Stele dokumentiert das lebendige jüdische Sportwesen in Bochum

Mit der neuen, zehnten Stele wolle die Evangelische Stadtakademie das lebendige jüdische Sportwesen in verschiedenen Sportarten und Disziplinen in Bochum darstellen. Die rein jüdischen Sportvereine hätten sich nicht freiwillig gebildet, „erst in den 1920ern, als der Antisemitismus stärker wurde“, erläutert der Religionswissenschaftler. „Je mehr sie ausgeschlossen wurden, desto stärker wurden die Clubs, weil irgendwann ja alle jüdischen Sportler in diese Vereine gingen“, so der einstige Leiter der Stadtakademie.

In der letzten jüdischen Fußballmeisterschaft im nationalsozialistischen Deutschland standen sich im Finale am 26. Juni 1938 dann die Bochumer Elf und der zweimalige Meister „Schild Stuttgart“ gegenüber. Bochum gewann mit 4:1 und führte die Stadt damit „zum bislang einzigen deutschen Meistertitel im Fußball“, heißt es in der Beschlussvorlage zur Stele.
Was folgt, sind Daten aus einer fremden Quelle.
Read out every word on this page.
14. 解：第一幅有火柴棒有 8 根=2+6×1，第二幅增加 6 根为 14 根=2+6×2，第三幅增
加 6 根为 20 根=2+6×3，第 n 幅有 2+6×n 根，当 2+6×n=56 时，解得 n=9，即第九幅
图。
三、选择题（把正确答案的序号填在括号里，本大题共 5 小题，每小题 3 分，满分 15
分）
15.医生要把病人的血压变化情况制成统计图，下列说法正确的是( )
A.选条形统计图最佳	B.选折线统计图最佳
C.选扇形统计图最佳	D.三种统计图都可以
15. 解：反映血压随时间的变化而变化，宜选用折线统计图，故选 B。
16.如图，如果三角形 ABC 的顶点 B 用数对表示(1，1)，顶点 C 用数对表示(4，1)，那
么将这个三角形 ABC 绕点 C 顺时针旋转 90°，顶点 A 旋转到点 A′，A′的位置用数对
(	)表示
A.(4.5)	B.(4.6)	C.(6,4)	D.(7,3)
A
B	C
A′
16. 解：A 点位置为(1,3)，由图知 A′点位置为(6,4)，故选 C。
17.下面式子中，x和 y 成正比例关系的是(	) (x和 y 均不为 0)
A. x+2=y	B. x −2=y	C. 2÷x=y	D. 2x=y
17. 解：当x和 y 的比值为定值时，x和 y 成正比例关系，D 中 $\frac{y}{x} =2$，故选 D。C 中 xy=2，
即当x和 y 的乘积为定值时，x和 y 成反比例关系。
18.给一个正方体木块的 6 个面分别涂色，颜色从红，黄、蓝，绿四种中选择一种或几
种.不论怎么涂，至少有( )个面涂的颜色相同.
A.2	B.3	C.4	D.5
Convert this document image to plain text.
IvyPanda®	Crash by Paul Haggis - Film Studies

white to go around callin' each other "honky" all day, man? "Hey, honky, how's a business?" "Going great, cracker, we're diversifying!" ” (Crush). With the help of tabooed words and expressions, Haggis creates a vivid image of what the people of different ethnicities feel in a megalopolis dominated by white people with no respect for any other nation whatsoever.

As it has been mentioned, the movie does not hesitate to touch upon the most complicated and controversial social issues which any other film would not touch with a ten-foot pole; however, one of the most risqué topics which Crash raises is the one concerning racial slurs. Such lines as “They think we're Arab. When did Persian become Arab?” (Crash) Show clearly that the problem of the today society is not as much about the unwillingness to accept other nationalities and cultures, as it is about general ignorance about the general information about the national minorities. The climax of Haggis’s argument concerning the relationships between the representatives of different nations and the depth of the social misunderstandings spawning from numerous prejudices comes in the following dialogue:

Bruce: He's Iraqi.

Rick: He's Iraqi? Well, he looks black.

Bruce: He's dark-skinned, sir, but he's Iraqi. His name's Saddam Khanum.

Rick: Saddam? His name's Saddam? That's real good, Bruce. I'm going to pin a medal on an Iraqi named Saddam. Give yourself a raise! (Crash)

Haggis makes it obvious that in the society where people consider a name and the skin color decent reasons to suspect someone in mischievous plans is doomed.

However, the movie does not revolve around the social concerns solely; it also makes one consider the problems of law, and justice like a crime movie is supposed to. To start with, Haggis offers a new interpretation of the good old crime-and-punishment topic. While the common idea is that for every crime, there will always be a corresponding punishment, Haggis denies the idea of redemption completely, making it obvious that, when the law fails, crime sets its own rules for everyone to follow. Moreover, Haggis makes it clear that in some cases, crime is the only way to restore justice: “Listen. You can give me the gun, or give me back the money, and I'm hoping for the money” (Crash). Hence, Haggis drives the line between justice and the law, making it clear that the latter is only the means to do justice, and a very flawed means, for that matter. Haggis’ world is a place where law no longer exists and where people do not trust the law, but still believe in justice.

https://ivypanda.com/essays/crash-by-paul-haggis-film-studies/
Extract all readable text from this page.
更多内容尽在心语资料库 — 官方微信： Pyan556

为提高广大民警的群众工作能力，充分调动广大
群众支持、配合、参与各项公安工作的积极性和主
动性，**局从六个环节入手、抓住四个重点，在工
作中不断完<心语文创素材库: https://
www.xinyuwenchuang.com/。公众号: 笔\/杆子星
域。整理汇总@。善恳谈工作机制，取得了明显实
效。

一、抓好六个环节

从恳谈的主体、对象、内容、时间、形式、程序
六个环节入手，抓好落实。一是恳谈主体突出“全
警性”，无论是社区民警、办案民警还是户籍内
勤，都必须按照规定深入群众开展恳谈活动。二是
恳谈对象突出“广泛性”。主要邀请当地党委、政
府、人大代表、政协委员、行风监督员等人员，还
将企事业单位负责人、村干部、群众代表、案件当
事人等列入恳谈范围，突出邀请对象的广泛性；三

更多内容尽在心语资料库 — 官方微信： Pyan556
Seit September 2021 steht die Stele „Erinnerungsort Nordbahnhof“ vor dem ehemaligen Nordbahnhof in Bochum.
Seit September 2021 steht die Stele „Erinnerungsort Nordbahnhof“ vor dem ehemaligen Nordbahnhof in Bochum. © FUNKE Foto Services | Vladimir Wegener

Der Stelenweg hebe nicht darauf ab, lediglich das Unrecht an der jüdischen Bevölkerung zu dokumentieren, erklärt Keller. Oft werde das Judentum fast ausschließlich im Rahmen der nationalsozialistischen Zeit betrachtet. „Das macht man in der Schule zwei bis drei Mal und am Ende hängt es den Schülern zum Hals raus.“

Viel interessanter sei dagegen die jüdische Stadtgeschichte in den dreihundert Jahren, die der Zeit des Nationalsozialismus vorausgingen. „Die jüdischen Bürger mussten sich immer eine Nische suchen, da sie nicht in die Zünften und Gilden der christlichen Bevölkerung durften.“ So zeige ein überlieferter städtischer Haushaltsbericht 1616, dass jüdische Glasmacher „die Fenster im Rathaus flickten“.

Keller sei es wichtig zu vermitteln, dass die jüdische Minderheit Jahrhunderte lang ein friedliches, integriertes Leben in der Bochumer Gesellschaft geführt hat. „Sobald es ihnen gestattet war, haben sie sich in Vereinen organisiert und im Stadtinneren eine große Zahl jüdischer Fachgeschäfte eröffnet.“ Jüdische Händler hätten einen hohen Grad an Innovation eingebracht und neu entstehende Berufe besetzt – wie Klempner, Flaschner, Elektriker oder Betreiber von Telefon- oder Porzellangeschäften.